I need help bad. I am reading diff. things from several diff ppl on several diff links about what does and doesnt fit the Z7 Xtreme. Some say one works and others say that it doesnt. Neway, so yeah, I have a Z7 Xtreme and am in dyer need of a bow case that is airline approved that is durrable. I cannot afford nething over 150.00 I was looking at the vanguard saberlock 83Z. Does it fit the Xtreme? If not, what about the SKB Hunter? Id be happy w/ other referals to other cases two. ne help will be appreciated. Thanks yall


----------



## berto (Oct 14, 2004)

my skb hunter fits my tactical. have pics in txdrakes post


----------



## Justin Meyers (Jun 22, 2004)

yea i was wondering about the hunter...do you happen to know if its airline approved? Im sure it is, and does it have a lock on it, besides just the regular latches? oh, and is it pretty durable, as in, would you put it on a plane and travel w/ it knowing that airline people toss them around like rag dolls lol.


----------



## berto (Oct 14, 2004)

Z Man said:


> yea i was wondering about the hunter...do you happen to know if its airline approved? Im sure it is, and does it have a lock on it, besides just the regular latches? oh, and is it pretty durable, as in, would you put it on a plane and travel w/ it knowing that airline people toss them around like rag dolls lol.


Not sure If it's airline approved. But I'd trust them throwing it around.
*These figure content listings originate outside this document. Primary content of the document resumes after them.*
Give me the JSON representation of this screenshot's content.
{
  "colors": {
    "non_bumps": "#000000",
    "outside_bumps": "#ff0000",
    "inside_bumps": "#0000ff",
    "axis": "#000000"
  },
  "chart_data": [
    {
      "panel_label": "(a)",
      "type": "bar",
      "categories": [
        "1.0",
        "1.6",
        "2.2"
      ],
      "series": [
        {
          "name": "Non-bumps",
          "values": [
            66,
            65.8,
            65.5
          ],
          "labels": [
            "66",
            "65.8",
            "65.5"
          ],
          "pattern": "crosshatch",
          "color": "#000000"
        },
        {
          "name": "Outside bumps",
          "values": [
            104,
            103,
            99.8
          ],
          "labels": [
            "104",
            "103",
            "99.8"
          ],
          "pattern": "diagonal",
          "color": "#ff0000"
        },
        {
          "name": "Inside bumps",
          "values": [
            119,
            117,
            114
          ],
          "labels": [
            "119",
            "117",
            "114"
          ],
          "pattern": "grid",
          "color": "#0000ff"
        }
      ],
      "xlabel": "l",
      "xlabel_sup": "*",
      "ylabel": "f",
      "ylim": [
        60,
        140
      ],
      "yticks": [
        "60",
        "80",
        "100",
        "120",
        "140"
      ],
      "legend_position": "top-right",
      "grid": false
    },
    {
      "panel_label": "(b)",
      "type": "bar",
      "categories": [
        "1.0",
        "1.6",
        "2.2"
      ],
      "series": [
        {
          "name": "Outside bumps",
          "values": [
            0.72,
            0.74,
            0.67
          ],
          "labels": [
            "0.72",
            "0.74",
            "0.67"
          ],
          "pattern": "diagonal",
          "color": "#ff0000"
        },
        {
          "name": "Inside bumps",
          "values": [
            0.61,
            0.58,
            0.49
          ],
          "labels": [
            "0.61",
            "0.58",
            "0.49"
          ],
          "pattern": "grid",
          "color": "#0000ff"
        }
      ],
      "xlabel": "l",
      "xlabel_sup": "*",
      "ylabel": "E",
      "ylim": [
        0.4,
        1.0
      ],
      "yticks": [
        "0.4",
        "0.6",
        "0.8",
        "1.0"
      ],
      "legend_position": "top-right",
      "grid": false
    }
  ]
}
I'll check the lock on it, I think the lock is built into the latch.


----------



## Rbamerican (Jun 24, 2011)

I just took my Vanguard to africa and it worked great...


----------



## Justin Meyers (Jun 22, 2004)

Rbamerican said:


> I just took my Vanguard to africa and it worked great...
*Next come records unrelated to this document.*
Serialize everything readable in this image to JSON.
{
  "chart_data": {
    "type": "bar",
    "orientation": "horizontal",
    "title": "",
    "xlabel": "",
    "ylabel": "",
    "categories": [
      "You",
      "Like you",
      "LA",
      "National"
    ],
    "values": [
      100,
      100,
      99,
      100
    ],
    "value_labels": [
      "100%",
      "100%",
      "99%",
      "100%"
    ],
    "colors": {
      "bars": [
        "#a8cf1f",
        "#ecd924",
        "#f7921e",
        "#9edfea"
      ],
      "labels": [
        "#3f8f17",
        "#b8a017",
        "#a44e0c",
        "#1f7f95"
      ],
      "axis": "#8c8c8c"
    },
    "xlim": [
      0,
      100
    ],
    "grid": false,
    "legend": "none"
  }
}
Ok cool...which vanguard was it, and i assume you have a Z7 Xtreme? I dont know if it matters but mine is backed off to 64lbs with 70lbs limbs


----------



## Rbamerican (Jun 24, 2011)

This is the model I have.. its been great. Very, very happy w/ it. I don't think the z7 extreme is much bigger or different in size than the z7, or I could be wrong:

http://www.vanguardworld.com/index.php/en/products/hunting-outdoor/detail-2-16-143-469.html

My bow is maxed out at 70 lbs..

Hope this helps


----------



## Justin Meyers (Jun 22, 2004)

Rbamerican said:


> This is the model I have.. its been great. Very, very happy w/ it. I don't think the z7 extreme is much bigger or different in size than the z7, or I could be wrong:
> 
> http://www.vanguardworld.com/index.php/en/products/hunting-outdoor/detail-2-16-143-469.html
> 
> ...


Ok, thanks for the link, ill check it out. My extreme is 28" ATA with a hair over a 7" brace hight. but ill find out where they sell that vanguard and ill go n just see for myself. Thanks yall


----------



## Justin Meyers (Jun 22, 2004)

ok yall, i went to triple edge and tried that vanguard case..the saberlock 83z and it fits my Xtreme perfectly! Thanks for all yalls help. Godbless everyone and have a great hunting season!


----------